Differently, Adaptive Filtering (AF) [91] is unsupervised and it filters record pairs by computing their character level bigram similarity. Marlin [92] uses an unnormalized Jaccard similarity on the tokens between attributes by setting a threshold to 1, which is essentially to find an identical token between the attributes. Although it was able to cover all true matches on some datasets, it only reduced the pairs to consider by 55.35%. Considering applying this technique to large-scale datasets, this may not be a significant enough reduction to make coreference with the remaining instance pairs feasible.
2.4.3 Speeding Up Entity Coreference with Indexing Techniques
The Information Retrieval (IR) style inverted index, a technique typically used for fast data retrieval on the Web, has been widely adopted for speeding up the blocking process.

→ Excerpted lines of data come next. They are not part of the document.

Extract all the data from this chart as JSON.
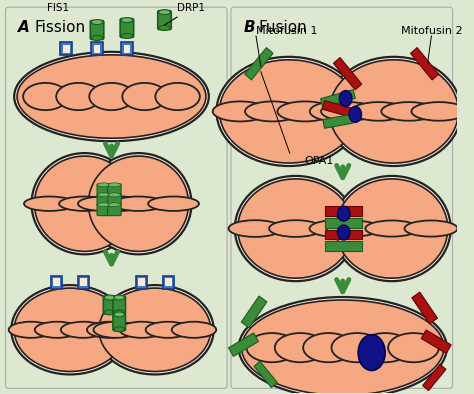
{
  "bg_color": "#dde8d0",
  "mito_outer_fill": "#fce8dc",
  "mito_inner_fill": "#f5a882",
  "mito_edge": "#222222",
  "drp1_color": "#3a8c3a",
  "drp1_top": "#6ab86a",
  "fis1_color": "#3a7abd",
  "fusion_green": "#3a8c3a",
  "fusion_red": "#aa1111",
  "opa1_color": "#111188",
  "arrow_color": "#3a8c3a",
  "title_A": "A",
  "title_B": "B",
  "label_fission": "Fission",
  "label_fusion": "Fusion",
  "label_drp1": "DRP1",
  "label_fis1": "FIS1",
  "label_opa1": "OPA1",
  "label_mfn1": "Mitofusin 1",
  "label_mfn2": "Mitofusin 2",
  "fig_width": 4.74,
  "fig_height": 3.94,
  "dpi": 100
}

An IR-based inverted index is typically built for a collection of documents where each document contains a set of terms. The index will have a term list that contains all the unique terms in this document collection; and each term will be associated with a posting list with all documents that contain this term.
PartEnum [93], BiTrieJoin [94], IndexChunk [95], FastJoin [96], All-Pairs [97], PP-Join(+) [98] and Ed-Join [99] are all inverted index based approaches. PartEnum [93]
is a search based algorithm that adopts a two-level partitioning and enumeration based on Hamming distance. BiTrieJoin [94] is a trie-based method to support efficient edit similarity joins with sub-trie pruning. AllPairs [97] is a simple index based algorithm with certain optimization strategies. PPJoin+ [100] adopts a positional filtering principle that exploits the ordering of tokens in a record. Ed-Join [99] employed filtering methods that explore the locations and contents of mismatching n-grams. Similarly, IndexChunk
[95] computes asymmetric signatures on character-level n-grams as constraints for selecting candidates. Instead of performing exact matching on tokens and/or character-level n-grams, FastJoin [96] adopts fuzzy matching techniques that consider both token and character level similarity.
The Semantic Web community has also started adopting similar techniques for blocking and entity coreference. Ioannou et. al. [101] developed a system that focuses on query time duplicate instance detection on RDF data. The key technique is to index RDF resources to enable efficient look-ups. By adaptively determining the query to the index, similar instances to the query instance can be efficiently retrieved.
2.4.4 Building Scalable Systems with Feature Selection
Most of the current research focuses on how to reduce the total number of pairwise compar-isons between entity mentions; however, it is also important to speed up a single pairwise comparison. This can be generalized as a pruning process where we prune the less important parts of an instance’s context information. For example, when we compare the similarity between a pair of instances, the system predicts if the remaining unconsidered context will overturn the current decision made based upon what has already been compared. If it is not worth continuing to explore the rest of the context, the system will simply stop and continue with the next pair of instances. This is similar to the feature selection problem [102] where algorithms are developed to select the right features for a specific problem in order to reduce computational complexity. The key problem here is how to stop at the right places (selecting the right features). Stopping too soon may cause the system to lose some number of true matches; while going too far could potentially bring in unnecessary computational costs.